By Janet Reeder
Manchester is the ‘original modern’ city a place of vitality and re-invention. “Manchester...the belly and guts of the nation” wrote George Orwell in “The Road to Wigan Pier” when the city was a giant of manufacturing.
One of the richest cities in the world
It became the cradle of the industrial revolution and, with the creation of the 1894 Manchester Ship Canal, one of the richest cities of the world. This was a massively-ambitious project designed to boost competition and create jobs during the long depression of the 1870s and 1880s – the result was the Port of Manchester which became the third busiest in the UK despite being 40 miles inland.

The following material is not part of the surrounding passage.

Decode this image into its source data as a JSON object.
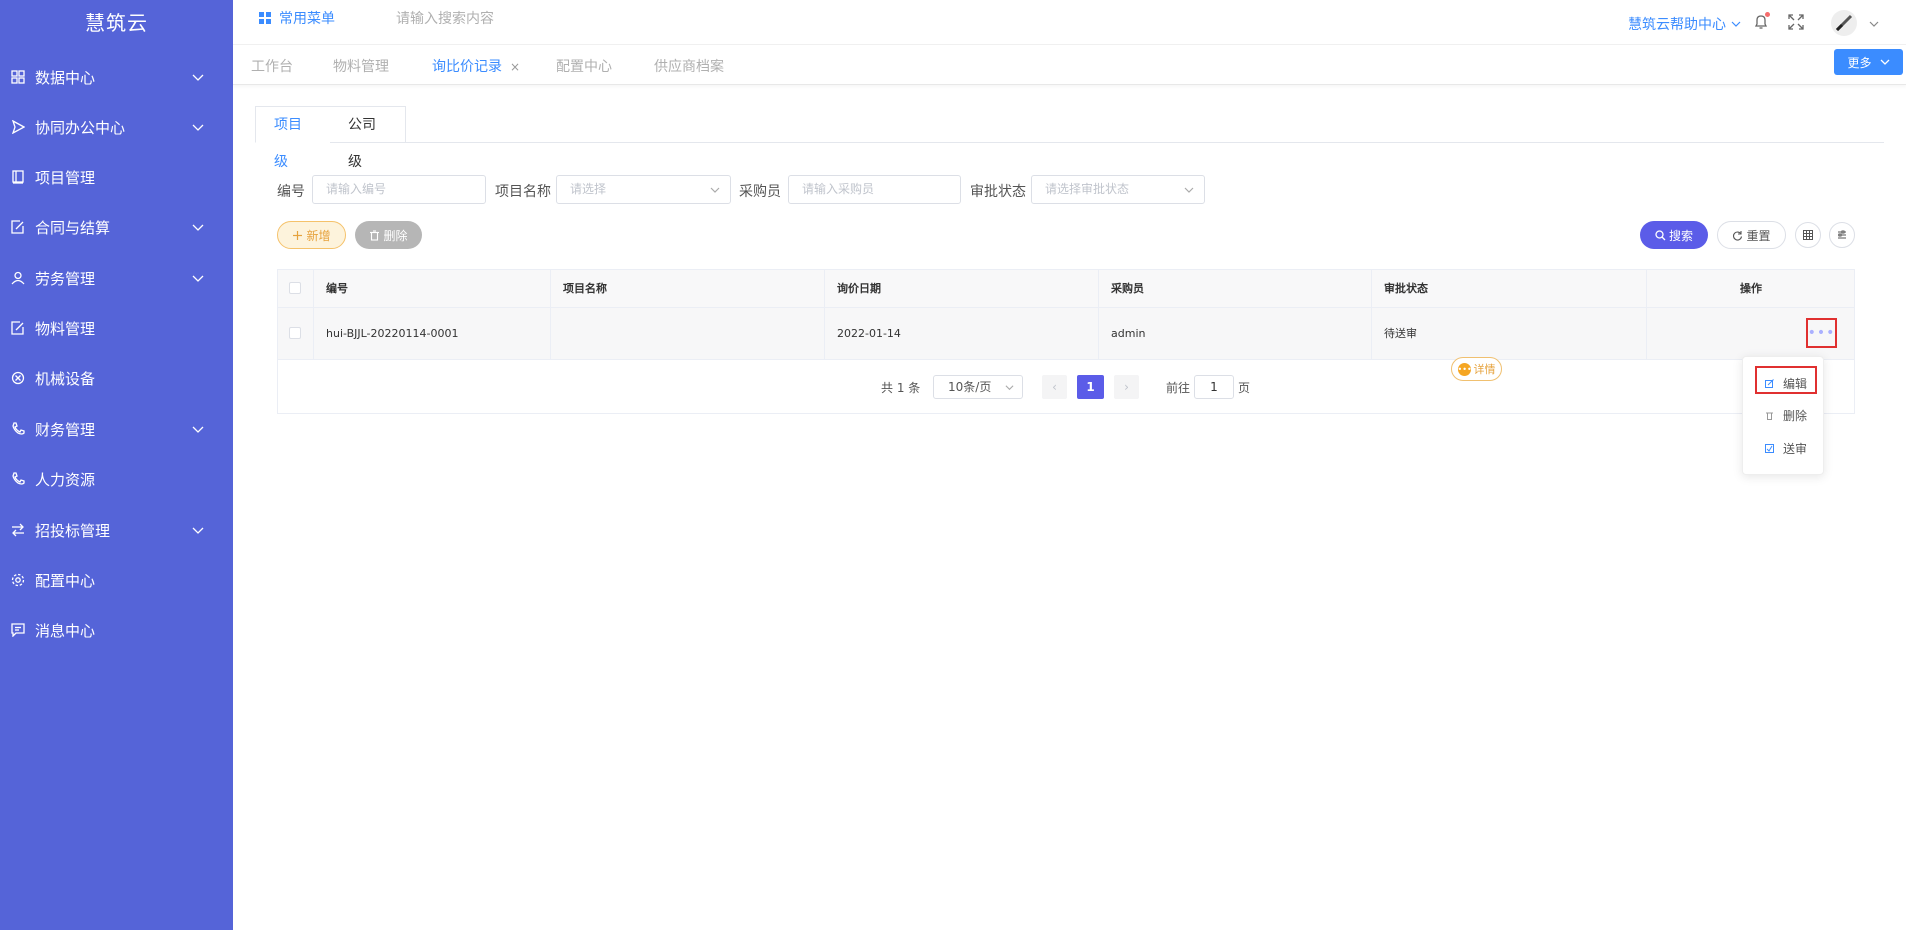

Head over to Castlefield and you can still see the remains of the Roman fort dating back to when the city was known as Mamucium. Until the late 18th century Manchester had been a small market town, however, the arrival of the Bridgewater canal in 1761 and the importation of cotton which revolutionised the textile industry were to have an huge impact on the region. By the mid-19th century it was Cottonopolis, a seething hub of capitalism.
But it wasn’t a smooth transition into prosperity and a recession in the textile trade in the late 19th century combined with political agitation from the masses led to the shameful Peterloo Massacre of 1819. A meeting at St Peter’s Field, now the site of the Central Library, on August 16th attracted a crowd of more than 60,000 and local magistrates, fearful of what would happen, called out the Yeomanry. Ordered to attack, they took their sabres and swept into the crowd, killing 15 and wounding more than 600.
Historic buildings
Much of the city’s history can be seen in its historic buildings – from the Royal Exchange, once the venue for cotton trader wheeler-dealing and now a renowned theatre, to the Hacienda apartments built on the site of the world-famous nightclub. Chetham’s Library, for example, is where Marx and Engels first met and the economics books Marx was reading at the time can still be viewed there. And here you can see a table where Queen Elizabeth I’s astrologer, John Dee, was supposed to have attempted to conjure up the devil!
Take a short journey over to Nelson Street and discover the home of Emmeline Pankhurst, a name synonymous with the cry of ‘votes for women!’, and then on to Plymouth Grove, former home of novelist Elizabeth Gaskell.
The shiny chic of areas like New Cathedral Street and Exchange Square are the result of massive re-development following the devastation of an IRA bomb in June, 1996, which completely wrecked parts of the city. But even its fashionable shops and thoroughfares are rooted in the city’s history – for example, it is in fact the site of the first ever department store, now House of Fraser on Deansgate.
The city embraces anything new and different. It had its own film industry back in the 1930s and 40s and the first ever Top of the Pops was broadcast from the BBC’s studios on School Lane in Didsbury. And while it can’t boast a phenomenon as huge as Liverpool’s Beatles, it is true that from the formation of the Hallé Orchestra in 1858 to the formation of Take That in 1990, its contribution to musical history is indeed legendary.